EV(電気自動車)の充電シーン[写真は三菱「eKクロスEV」]
EV(電気自動車)の充電シーン[写真は三菱「eKクロスEV」]

 そうした中、現時点で発電して送電する側とEVを作り売る側との間で将来の電力需給に対する明確な方針や、データに基づく具体的な需給シュミレーションが一般向けに公開されている状況ではありません。

 見方を変えると、これまでもガソリンやディーゼル燃料の供給量と、自動車の生産・販売台数について、具体的なシュミレーションが一般向けに公開されてきたわけでもありません。単純に、自動車販売台数が増えることに対して供給型が対応するためにガソリンスタンドの数を増やし、ガソリンの供給量を増やしてきたのです。

 しかし、近年ではハイブリッド車の普及で燃費が良くなり、結果的にガソリン供給量が減ったり、ガソリンスタンド間での価格競争が激しくなり経営不振に陥る小資本の事業者が店じまいするなど、様々な要因でガソリンスタンド全体数の減少が続いている状況です。

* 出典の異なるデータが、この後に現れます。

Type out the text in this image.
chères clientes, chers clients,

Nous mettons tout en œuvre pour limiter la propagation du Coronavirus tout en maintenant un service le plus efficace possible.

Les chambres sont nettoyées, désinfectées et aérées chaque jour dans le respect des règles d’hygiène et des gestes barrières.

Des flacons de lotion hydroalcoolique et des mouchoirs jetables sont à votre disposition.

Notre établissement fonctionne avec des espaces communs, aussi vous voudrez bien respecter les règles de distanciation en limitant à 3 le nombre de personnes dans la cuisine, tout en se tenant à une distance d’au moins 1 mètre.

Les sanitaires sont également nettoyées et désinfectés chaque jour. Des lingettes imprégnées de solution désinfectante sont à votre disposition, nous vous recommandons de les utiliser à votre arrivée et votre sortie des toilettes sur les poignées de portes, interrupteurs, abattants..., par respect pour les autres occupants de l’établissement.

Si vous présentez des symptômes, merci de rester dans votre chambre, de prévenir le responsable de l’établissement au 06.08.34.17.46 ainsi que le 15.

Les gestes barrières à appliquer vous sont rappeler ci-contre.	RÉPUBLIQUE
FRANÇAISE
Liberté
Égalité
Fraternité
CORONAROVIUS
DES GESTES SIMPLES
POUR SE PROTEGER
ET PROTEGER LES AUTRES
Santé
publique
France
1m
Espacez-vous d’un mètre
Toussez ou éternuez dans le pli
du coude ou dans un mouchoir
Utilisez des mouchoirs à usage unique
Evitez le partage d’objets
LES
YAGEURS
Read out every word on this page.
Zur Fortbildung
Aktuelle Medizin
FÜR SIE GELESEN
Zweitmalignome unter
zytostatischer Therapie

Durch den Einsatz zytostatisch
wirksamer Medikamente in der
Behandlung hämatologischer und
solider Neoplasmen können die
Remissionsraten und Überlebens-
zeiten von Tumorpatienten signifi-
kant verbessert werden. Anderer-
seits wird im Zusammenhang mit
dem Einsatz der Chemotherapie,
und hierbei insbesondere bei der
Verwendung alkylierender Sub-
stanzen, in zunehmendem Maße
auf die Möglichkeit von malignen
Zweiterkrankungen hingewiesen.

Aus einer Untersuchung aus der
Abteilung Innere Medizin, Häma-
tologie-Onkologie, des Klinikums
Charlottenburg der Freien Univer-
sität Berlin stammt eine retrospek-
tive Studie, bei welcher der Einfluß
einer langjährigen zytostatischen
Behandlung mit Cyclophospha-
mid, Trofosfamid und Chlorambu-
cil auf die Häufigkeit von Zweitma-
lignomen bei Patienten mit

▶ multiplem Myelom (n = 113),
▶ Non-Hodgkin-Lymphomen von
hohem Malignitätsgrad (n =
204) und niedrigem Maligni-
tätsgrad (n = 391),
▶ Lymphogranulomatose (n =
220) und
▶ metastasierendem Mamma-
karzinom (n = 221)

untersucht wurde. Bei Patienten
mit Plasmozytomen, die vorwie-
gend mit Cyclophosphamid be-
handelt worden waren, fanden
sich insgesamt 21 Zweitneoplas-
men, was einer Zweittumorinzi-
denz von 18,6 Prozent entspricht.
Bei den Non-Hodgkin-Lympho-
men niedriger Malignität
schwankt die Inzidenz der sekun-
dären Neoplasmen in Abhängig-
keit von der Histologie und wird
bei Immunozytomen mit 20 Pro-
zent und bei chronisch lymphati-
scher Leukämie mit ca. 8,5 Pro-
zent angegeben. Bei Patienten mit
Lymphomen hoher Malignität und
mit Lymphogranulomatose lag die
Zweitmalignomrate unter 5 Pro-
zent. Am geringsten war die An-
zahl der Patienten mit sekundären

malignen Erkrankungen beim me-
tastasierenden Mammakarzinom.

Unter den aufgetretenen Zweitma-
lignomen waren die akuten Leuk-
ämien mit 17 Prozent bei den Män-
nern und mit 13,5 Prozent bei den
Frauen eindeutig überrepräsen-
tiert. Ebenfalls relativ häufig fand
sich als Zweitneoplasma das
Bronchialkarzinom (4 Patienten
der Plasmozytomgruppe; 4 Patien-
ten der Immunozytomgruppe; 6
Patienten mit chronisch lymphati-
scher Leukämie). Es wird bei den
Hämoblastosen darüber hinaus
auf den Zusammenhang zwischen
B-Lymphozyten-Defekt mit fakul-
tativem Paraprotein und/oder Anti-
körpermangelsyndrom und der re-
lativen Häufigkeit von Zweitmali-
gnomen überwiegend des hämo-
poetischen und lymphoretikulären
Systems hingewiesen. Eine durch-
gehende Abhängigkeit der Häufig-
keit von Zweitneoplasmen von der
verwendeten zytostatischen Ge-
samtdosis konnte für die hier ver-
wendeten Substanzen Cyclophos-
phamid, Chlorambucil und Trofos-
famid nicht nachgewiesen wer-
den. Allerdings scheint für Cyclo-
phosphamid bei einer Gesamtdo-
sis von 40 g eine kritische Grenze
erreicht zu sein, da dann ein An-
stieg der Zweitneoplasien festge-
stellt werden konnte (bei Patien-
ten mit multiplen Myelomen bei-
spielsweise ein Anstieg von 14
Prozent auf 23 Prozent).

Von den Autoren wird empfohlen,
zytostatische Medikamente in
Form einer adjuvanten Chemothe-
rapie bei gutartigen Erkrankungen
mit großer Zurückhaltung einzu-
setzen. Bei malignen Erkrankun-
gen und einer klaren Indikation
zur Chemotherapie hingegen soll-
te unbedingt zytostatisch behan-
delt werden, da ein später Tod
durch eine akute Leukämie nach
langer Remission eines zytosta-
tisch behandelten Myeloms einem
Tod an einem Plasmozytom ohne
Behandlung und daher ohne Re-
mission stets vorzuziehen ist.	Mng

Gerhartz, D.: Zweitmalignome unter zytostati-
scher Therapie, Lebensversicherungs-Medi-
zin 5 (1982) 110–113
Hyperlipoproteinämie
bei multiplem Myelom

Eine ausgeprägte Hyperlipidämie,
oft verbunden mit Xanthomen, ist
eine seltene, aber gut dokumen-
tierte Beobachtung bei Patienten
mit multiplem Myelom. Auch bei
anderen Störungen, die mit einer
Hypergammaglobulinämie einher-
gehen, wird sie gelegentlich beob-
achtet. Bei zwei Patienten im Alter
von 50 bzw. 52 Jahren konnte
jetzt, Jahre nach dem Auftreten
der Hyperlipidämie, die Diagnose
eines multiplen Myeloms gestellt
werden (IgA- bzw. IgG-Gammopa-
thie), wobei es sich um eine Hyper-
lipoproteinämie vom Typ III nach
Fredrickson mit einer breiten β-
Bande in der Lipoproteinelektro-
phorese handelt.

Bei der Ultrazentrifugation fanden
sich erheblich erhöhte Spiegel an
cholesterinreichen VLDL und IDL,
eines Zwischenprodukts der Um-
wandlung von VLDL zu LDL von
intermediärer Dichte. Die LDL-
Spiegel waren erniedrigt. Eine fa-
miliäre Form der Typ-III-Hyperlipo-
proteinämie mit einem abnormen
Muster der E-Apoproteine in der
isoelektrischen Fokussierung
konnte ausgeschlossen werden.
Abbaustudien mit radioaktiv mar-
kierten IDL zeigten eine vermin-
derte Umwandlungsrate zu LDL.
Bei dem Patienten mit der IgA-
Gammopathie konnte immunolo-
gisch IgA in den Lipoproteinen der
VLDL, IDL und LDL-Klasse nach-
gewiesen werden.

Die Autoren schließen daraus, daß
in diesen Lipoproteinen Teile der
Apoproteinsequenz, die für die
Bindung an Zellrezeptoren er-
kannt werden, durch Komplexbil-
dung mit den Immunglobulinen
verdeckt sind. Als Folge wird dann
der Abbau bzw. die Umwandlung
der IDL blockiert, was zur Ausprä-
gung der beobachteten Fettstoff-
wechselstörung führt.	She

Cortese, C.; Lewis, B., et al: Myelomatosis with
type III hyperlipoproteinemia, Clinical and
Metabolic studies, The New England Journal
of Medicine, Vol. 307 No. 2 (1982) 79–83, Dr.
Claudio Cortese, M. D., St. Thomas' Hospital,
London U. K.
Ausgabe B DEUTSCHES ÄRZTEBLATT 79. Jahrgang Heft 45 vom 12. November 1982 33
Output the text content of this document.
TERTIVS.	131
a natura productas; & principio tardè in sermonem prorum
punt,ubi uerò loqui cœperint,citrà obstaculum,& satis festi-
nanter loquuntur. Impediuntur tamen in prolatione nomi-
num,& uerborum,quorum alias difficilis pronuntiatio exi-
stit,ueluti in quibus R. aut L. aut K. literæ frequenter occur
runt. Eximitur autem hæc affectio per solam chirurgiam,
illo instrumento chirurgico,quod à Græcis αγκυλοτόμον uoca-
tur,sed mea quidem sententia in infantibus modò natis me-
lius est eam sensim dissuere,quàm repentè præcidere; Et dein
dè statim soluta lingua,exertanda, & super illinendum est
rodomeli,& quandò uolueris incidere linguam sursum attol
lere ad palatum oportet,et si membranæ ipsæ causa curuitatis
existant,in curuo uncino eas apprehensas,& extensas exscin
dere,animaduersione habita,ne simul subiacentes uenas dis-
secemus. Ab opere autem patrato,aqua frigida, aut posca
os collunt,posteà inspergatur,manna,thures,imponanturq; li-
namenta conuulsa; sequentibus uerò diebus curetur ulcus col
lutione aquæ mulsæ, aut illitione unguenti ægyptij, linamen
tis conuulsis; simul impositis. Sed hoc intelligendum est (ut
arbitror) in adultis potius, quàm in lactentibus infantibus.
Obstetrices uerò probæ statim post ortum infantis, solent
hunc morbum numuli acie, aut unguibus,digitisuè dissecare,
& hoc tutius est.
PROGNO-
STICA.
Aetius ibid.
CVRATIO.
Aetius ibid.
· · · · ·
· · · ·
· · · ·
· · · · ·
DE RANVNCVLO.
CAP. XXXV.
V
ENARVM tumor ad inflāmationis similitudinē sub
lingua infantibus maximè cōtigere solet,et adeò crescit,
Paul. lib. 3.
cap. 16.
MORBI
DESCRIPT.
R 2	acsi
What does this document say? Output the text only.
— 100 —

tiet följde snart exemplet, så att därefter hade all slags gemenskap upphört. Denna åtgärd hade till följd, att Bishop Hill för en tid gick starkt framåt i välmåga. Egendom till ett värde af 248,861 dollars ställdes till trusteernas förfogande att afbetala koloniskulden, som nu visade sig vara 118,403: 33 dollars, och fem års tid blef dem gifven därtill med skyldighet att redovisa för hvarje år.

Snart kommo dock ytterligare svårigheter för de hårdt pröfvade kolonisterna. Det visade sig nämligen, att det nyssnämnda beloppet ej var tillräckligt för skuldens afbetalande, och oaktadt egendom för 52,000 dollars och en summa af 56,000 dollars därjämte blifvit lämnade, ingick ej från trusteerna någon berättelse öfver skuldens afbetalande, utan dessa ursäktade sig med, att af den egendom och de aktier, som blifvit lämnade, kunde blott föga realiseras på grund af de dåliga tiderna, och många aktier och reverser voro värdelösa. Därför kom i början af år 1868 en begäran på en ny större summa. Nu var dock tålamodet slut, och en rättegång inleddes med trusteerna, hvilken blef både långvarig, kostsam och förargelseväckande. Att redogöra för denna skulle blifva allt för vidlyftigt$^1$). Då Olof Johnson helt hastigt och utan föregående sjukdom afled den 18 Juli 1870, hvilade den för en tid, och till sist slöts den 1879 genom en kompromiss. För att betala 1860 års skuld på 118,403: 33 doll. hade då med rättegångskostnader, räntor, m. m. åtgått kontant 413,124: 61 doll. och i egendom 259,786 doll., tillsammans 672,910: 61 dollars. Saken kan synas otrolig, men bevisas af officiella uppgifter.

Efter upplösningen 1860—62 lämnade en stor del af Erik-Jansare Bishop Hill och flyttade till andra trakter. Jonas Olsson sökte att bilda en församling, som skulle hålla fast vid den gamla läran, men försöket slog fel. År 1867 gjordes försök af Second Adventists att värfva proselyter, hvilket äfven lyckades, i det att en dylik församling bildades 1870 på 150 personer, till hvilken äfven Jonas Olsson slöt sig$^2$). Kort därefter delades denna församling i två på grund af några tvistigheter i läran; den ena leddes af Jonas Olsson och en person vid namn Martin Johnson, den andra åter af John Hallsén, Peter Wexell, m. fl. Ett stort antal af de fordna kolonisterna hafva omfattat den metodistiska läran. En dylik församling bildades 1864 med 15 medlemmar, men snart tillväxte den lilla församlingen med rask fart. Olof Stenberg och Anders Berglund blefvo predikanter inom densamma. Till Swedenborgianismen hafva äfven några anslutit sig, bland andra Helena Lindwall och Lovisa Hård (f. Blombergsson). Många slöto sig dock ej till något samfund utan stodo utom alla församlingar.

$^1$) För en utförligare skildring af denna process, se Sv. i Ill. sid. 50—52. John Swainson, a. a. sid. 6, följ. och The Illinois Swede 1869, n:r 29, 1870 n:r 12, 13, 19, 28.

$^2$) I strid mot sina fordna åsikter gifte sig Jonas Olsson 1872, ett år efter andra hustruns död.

 こうした、ガソリン需給のこれまでの経緯を振り返ってみますと、EVと電力供給の関係性についても、基本的には市場での自由競争のなかで、社会状況に応じてEVと電力供給のバランスを模索し続ける可能性も考えられます。

 理想的な社会の姿としては、いわゆるスマートシティやスーパーシティといった街の概念の中で、EVを含めた社会全体で必要な電力を発電・送電し、また蓄電したEVから家に送電するなど、計画的かつ効率的な社会全体でのエネルギーマネージメントが考えられています。

 ただし、こうした議論は2010年に国産EVの日産「リーフ」と三菱「i-MiEV」が相次いで世の中に登場した際、電力大手やガス大手などがこぞって提案した社会の未来像でしたが、そうした社会が現時点である程度の規模で実現しているとは言い難い状況です。

 EV普及元年である2022年は、改めてEVと電力供給に対する考えをユーザーも含めて国全体で議論するべき時期だと感じます。